T24/ Ankara
TBMM Anayasa Uzlaşma Komisyonu’nda, MHP,'Hak arama hürriyeti (özgürlüğü) ve adil yargılanma hakkı’ başlıklı maddesinde ‘anladığı dilde savunma’ ile mahkemenin çevirmen kullanabileceğini öngören 4. fıkranın olduğu gibi metinden çıkarılmasını önerdi.
BDP ise, ‘tercih ettiği dilde’ önerisinin maddeye girmesini istiyor. BDP, madde de ‘kamu düzeni’ ifadesine karşı çıkıyor. Komisyon, uzlaşmazlık konuları maddenin yeniden görüşmelerinde ele alacak. Buna karşı, adil yargılanma hakkını da düzenleyen maddenin genelinde 4 siyasi partinin anlaştığı görülüyor.

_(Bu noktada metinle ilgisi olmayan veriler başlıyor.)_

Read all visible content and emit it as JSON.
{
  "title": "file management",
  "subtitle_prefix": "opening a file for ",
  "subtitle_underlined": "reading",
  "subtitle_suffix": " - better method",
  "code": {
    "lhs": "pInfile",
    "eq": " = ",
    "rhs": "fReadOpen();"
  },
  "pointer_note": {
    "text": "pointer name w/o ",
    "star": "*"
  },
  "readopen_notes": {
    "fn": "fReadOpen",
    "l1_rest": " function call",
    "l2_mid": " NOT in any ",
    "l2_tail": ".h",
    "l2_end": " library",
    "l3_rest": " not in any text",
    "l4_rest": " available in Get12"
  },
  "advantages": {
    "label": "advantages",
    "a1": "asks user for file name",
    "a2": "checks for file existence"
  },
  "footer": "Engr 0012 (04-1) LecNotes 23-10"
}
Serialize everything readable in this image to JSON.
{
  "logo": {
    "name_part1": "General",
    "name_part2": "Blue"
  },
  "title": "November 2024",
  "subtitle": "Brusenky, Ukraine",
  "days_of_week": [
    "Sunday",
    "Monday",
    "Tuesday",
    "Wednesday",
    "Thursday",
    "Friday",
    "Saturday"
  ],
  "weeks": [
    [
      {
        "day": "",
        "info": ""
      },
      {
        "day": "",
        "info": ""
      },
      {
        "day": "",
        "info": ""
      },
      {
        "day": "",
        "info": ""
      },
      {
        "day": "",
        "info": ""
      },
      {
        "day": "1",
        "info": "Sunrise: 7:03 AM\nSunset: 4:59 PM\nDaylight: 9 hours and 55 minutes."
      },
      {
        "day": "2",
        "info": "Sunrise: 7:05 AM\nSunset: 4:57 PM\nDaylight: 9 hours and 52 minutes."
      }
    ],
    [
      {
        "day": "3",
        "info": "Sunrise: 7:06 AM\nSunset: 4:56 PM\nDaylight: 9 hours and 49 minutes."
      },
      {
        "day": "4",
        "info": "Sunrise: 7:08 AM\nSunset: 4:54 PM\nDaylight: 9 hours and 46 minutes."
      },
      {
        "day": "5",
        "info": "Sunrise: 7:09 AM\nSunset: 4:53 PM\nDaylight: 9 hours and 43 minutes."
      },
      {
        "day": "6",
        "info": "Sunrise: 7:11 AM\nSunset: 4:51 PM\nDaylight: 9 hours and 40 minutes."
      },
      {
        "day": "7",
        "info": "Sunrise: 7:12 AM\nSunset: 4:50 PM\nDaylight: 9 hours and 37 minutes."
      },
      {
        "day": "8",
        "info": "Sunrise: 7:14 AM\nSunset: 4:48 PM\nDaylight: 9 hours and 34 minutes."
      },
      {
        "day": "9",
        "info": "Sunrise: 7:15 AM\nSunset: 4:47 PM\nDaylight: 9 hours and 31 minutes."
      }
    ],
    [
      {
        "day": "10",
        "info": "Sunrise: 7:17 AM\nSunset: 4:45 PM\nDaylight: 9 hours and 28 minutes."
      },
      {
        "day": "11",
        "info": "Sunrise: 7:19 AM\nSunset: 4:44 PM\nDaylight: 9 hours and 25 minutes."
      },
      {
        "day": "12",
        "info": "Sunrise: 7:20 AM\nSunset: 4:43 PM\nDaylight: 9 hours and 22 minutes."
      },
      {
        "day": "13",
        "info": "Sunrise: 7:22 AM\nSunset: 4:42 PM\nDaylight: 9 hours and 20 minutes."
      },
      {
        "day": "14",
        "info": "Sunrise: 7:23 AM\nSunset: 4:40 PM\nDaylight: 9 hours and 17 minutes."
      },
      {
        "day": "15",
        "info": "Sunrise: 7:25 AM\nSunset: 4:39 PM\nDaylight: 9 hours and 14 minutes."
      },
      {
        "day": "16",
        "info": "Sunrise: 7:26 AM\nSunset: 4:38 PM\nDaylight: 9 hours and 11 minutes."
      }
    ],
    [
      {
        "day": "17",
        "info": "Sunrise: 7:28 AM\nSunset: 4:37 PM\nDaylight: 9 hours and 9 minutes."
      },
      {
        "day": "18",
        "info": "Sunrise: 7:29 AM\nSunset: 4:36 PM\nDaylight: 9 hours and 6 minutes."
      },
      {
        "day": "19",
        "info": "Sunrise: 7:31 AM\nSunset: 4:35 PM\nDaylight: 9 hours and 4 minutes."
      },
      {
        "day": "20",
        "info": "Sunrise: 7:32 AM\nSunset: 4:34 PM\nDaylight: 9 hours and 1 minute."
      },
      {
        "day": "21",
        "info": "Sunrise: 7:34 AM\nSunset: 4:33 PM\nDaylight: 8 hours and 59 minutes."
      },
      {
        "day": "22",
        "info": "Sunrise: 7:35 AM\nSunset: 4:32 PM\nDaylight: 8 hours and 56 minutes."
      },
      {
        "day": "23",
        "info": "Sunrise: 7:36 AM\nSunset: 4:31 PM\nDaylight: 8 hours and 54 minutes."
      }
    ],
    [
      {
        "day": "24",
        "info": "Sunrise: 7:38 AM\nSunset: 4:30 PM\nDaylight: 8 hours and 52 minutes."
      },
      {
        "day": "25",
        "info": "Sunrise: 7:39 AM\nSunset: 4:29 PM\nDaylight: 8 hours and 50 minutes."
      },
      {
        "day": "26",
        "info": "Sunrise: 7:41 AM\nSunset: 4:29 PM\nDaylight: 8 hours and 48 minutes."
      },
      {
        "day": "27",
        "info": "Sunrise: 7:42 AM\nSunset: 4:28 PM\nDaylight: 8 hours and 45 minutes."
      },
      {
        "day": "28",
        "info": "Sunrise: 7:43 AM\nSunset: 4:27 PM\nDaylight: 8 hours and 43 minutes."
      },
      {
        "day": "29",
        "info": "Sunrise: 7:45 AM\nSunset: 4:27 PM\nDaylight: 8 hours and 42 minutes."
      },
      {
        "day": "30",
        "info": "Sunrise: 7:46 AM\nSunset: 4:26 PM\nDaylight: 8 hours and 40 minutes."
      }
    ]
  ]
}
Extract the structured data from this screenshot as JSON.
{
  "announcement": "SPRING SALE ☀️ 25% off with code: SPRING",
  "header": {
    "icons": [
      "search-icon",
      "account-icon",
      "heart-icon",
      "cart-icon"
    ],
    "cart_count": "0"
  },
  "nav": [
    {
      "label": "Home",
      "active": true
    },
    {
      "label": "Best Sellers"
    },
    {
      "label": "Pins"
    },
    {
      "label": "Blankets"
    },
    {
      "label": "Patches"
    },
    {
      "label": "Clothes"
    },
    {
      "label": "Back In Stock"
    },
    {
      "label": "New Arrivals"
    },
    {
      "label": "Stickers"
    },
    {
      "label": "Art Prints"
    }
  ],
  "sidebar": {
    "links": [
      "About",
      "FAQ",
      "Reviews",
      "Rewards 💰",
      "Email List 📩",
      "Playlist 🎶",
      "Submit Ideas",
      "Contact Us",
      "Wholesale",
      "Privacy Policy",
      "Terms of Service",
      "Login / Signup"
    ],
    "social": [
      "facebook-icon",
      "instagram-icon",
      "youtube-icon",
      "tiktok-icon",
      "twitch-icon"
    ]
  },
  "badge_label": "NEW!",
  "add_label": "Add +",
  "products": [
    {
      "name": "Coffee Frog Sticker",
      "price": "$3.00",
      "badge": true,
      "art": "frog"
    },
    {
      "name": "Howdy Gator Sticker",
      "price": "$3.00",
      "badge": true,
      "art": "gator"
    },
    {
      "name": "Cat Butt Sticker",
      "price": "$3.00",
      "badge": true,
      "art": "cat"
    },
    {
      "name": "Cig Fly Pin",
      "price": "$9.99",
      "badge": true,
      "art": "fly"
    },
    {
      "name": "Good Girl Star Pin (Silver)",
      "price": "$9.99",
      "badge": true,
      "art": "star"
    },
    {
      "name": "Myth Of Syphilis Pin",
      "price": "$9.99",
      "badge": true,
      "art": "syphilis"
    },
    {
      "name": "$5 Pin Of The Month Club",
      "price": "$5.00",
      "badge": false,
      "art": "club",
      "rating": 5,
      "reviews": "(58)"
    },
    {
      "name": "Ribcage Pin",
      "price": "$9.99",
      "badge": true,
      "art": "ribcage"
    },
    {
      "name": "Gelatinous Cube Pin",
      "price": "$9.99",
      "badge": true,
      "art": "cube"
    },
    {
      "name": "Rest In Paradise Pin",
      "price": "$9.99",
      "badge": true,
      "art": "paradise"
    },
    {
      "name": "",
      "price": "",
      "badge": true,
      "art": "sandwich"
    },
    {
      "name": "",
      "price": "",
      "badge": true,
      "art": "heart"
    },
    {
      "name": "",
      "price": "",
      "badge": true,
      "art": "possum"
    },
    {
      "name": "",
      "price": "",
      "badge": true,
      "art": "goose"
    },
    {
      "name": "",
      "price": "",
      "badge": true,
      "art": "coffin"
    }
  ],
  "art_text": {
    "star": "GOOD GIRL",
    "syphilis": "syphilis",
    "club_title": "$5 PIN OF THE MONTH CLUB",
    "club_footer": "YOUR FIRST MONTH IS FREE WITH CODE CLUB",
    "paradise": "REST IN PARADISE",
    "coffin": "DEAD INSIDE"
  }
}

Maddenin en son hali şöyle.
Hak arama hürriyeti (özgürlüğü) ve adil yargılanma hakkı
Madde 24. (1) Herkes, meşru vasıta ve yollardan faydalanmak suretiyle hakkını arama, yargıya erişme ve yargı mercileri önünde davacı veya davalı olarak iddia ve savunma hakkına sahiptir. Kanun yollarına ve alternatif uyuşmazlık çözümlerine ilişkin düzenlemeler yargıya erişim hakkına aykırı sayılamaz.
(2) Herkes, yetkili, bağımsız ve tarafsız mahkeme önünde, makul bir süre içinde adil yargılanma hakkına sahiptir.
(3) Davalar alenî olarak görülür. Ancak, davalar, milli güvenliğin, kamu düzeninin (BDP: kamu düzeni kavramına itiraz etmektedir.) genel ahlâkın, küçüklerin korunmasının veya davaya taraf olanların özel hayatlarının, hak ve özgürlüklerinin korunması için zorunlu olan durumlarda kısmen ya da tamamen kapalı olarak yapılabilir.
(4) Kendisine suç isnad edilen herkes yöneltilen suçlamaların niteliği ve sebepleri hakkında en kısa zamanda, anladığı bir dilde (BDP önerisi: tercih ettiği dilde) ve ayrıntılı olarak haberdar edilme; savunmasını hazırlamak için gerekli zamana ve suçlamayla ilgili belgelerin tamamına ulaşma da dahil olmak üzere her türlü olanağa sahip olma; davada hazır bulunma; kendisini bizzat ya da bir müdafi aracılığıyla savunma; (silahların eşitliği-(uzlaşma yok) ilkesi çerçevesinde tanık gösterme ve tanıkları sorguya çekme; mahkeme dilini anlayamadığı ya da konuşamadığı durumlarda bir çevirmenden yararlanma hakkına sahiptir. (MHP bu fıkranın metinde yer almamasını önermektedir.)
(5) Hiç kimse tabii hakiminden başka bir merci önüne çıkarılamaz. Bir kimseyi tabii hakiminden başka bir merci önüne çıkarma sonucunu doğuran yargı yetkisine sahip olağanüstü merciler kurulamaz.
(6) Hiçbir mahkeme, görev ve yetkisi içindeki davaya bakmaktan kaçınamaz.
(7) Hukuka aykırı olarak elde edilmiş bulgular, delil olarak kabul edilemez.
(8) Mahkemelerin her türlü kararları gerekçeli olarak yazılır.
(9) Çocukların yargılanması kanunla düzenlenecek özel hükümlere tabidir.